IBM DB2 Connect 9.7 < FP11 Special Build 35317 / 10.1 < FP5 Special Build 35316 / 10.5 < FP7 Special Build 35315 Multiple Vulnerabilities (Windows)
Medium Nessus Plugin ID 91337
SynopsisThe remote database server is affected by multiple vulnerabilities.
DescriptionAccording to its version, the installation of IBM DB2 Connect running on the remote Windows host is either 9.7 prior to fix pack 11 Special Build 35317, 10.1 prior to fix pack 5 Special Build 35316, or 10.5 prior to fix pack 7 Special Build 35315. It is, therefore, affected by the following vulnerabilities :
- A denial of service vulnerability exists in LUW related to the handling of DRDA messages. An authenticated, remote attacker can exploit this, via a specially crafted DRDA message, to cause the DB2 server to terminate abnormally. (CVE-2016-0211)
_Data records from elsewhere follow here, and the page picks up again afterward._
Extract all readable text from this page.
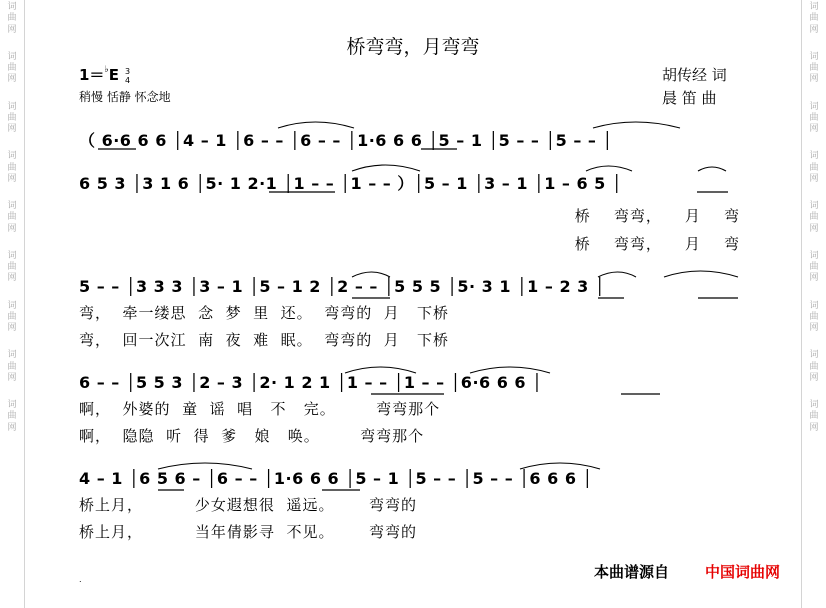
词曲网
词曲网
词曲网
词曲网
词曲网
词曲网
词曲网
词曲网
词曲网
词曲网
词曲网
词曲网
词曲网
词曲网
词曲网
词曲网
词曲网
词曲网
桥弯弯，月弯弯
1＝♭E 3
4
稍慢 恬静 怀念地
胡传经 词
晨 笛 曲
（ 6·6 6 6 │4 – 1 │6 – – │6 – – │1·6 6 6 │5 – 1 │5 – – │5 – – │
6 5 3 │3 1 6 │5· 1 2·1 │1 – – │1 – – ）│5 – 1 │3 – 1 │1 – 6 5 │
桥    弯弯，    月    弯
桥    弯弯，    月    弯
5 – – │3 3 3 │3 – 1 │5 – 1 2 │2 – – │5 5 5 │5· 3 1 │1 – 2 3 │
弯，  牵一缕思  念  梦  里  还。  弯弯的  月   下桥
弯，  回一次江  南  夜  难  眠。  弯弯的  月   下桥
6 – – │5 5 3 │2 – 3 │2· 1 2 1 │1 – – │1 – – │6·6 6 6 │
啊，  外婆的  童  谣  唱   不   完。       弯弯那个
啊，  隐隐  听  得  爹   娘   唤。       弯弯那个
4 – 1 │6 5 6 – │6 – – │1·6 6 6 │5 – 1 │5 – – │5 – – │6 6 6 │
桥上月，         少女遐想很  遥远。      弯弯的
桥上月，         当年倩影寻  不见。      弯弯的
本曲谱源自 中国词曲网
.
- A denial of service vulnerability exists in LUW when handling SELECT statements with subqueries containing the AVG OLAP function that are applied to Oracle compatible databases. An authenticated, remote attacker can exploit this, via a specially crafted query, to cause the DB2 server to terminate abnormally.
Note that the IBM DB2 Connect installation is affected only if a local database has been created.
SolutionApply the appropriate IBM DB2 Connect Special Build based on the most recent fix pack level for your branch.